Je dirais plutôt une démarche. Un hasard ou une nécessité, parfois. Un bonheur, sans doute... Un pléonasme, aussi. Écrivain public. Comme si on n’écrivait pas pour communiquer, comme si un écrivain n’était pas forcément public.
Je sais... on peut aussi écrire — cette forme élaborée de narcissisme ne m’a pas épargné — sans même penser à être lu. Pour soi, pour se découvrir, pour clarifier des pensées encore confuses, pour analyser (le mot est lâché ! comment faire autrement ?) des sentiments, un sentiment... Surtout un sentiment ! Et ça marche ! En général, ça marche, paraît-il... Dans mon cas, ça n’a pas vraiment marché. Je me suis heurté à trop de murs, j’ai emprunté trop d’impasses ; le plan du labyrinthe était trop compliqué pour ma faible capacité d’orientation ; on m’a envoyé sur trop de mauvaises pistes ; je les ai suivies trop naïvement ; je me suis perdu, et je suis resté là, incapable d’avancer, paralysé, impuissant, inapte à toute prise de décision salvatrice.
Un soir, j’en ai parlé à Fred, un copain d’école que je retrouve périodiquement dans les bars, et qui a voué sa vie à l’écriture (il a déjà publié deux essais philosophiques, un roman et divers textes, articles, entretiens, dans des revues que personne ne lit). J’avais longuement hésité avant de lui livrer mes interrogations en forme de doute. Je n’avais pas tort de craindre sa réaction, et je dois même avouer que son discours m’a quelque peu ébranlé. Il avait probablement trop bu... Il a d’abord regardé, avec une intensité confinant à la fascination, le fond de son verre de cognac comme s’il cherchait dans l’âme saintongeaise en lente évaporation, l’inspiration, la vérité. Sa vérité. Un peu de courage, aussi... Puis ses yeux alcoolisés sont venus se noyer dans les miens.
– Tu es assez costaud pour que je te parle franchement, Marc ?
On répond toujours, « oui », à pareille question, tant elle ressemble à une formalité. On crâne ! On a tort, le plus souvent... Dans mon cas, ce jour-là, en cette heure apéritive, face à ce vieux hippie mal rasé, en veste de jean effrangée, je me trompais complètement. J’étais loin d’être assez solide pour accepter ce qui allait suivre.
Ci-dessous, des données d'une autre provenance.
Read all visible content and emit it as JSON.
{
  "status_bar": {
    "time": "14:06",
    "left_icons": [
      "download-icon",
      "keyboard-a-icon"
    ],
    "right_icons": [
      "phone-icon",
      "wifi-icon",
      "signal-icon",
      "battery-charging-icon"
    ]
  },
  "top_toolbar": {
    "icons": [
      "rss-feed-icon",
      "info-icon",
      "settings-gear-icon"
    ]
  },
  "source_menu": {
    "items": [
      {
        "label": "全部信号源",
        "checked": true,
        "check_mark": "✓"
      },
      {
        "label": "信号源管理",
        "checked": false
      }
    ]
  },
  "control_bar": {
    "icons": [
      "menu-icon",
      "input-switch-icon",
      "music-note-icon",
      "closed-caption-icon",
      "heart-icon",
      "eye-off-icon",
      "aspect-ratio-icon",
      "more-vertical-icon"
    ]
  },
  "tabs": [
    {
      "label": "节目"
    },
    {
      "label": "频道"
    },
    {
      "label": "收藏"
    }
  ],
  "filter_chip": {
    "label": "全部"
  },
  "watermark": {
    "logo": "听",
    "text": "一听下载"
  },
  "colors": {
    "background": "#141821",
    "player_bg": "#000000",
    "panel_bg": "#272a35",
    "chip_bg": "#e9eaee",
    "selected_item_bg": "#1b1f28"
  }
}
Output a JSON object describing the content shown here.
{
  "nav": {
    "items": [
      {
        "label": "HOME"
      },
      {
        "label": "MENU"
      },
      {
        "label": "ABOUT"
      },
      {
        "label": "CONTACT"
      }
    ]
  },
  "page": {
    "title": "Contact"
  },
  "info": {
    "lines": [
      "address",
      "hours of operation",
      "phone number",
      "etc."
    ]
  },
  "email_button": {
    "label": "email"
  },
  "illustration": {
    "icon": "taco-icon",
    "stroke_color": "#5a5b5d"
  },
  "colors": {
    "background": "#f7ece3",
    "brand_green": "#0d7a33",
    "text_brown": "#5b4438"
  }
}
Normal ! j’aurais dû savoir — mais je le savais, en vérité — qu’un être assez fou pour sacrifier sa vie à son art (ou à ce qu’il estime être un art), éprouve peu d’indulgence (après le pléonasme, voici l’euphémisme !) pour l’amateurisme. Surtout quand celui-ci menace de se prendre au sérieux.
Bref, Fred ne m’a pas fait de cadeau. Putain, non, il ne m’a pas ménagé, le salaud ! Il aurait pu... on se connaissait depuis assez longtemps... mais les cadeaux, ça n’était pas le genre de la maison Fred. Pour parler trivialement, il m’en a foutu plein la gueule, et je dois reconnaître aujourd’hui que j’avais bien cherché à me faire étriller, avec mes petits états d’âme de vieil enfant gâté, mes préoccupations de récent cocu, mes fausses pudeurs de véritable obsédé. Je ne saurais retranscrire ici, l’intégralité de sa terrible diatribe (manque total de professionnalisme, Marc !) mais je peux tenter de la résumer...
En un mot. Un mot qu’il n’a d’ailleurs pas prononcé, qui ne lui est même certainement jamais venu à l’esprit tout au long de son long réquisitoire, un mot qui l’aurait bien étonné s’il avait pu lire dans mes pensées. Sacerdoce ! Voilà, pour lui, l’action d’écrire — mais aussi de peindre, de sculpter, de faire de la musique ou du je-ne-sais-quoi avec je-ne-sais-qui, je-ne-sais-comment-ni-pourquoi, je-ne-sais-où — n’était ni une lubie, ni une occupation comme une autre, ni un gagne-pain (ce serait un comble). Encore moins une thérapie !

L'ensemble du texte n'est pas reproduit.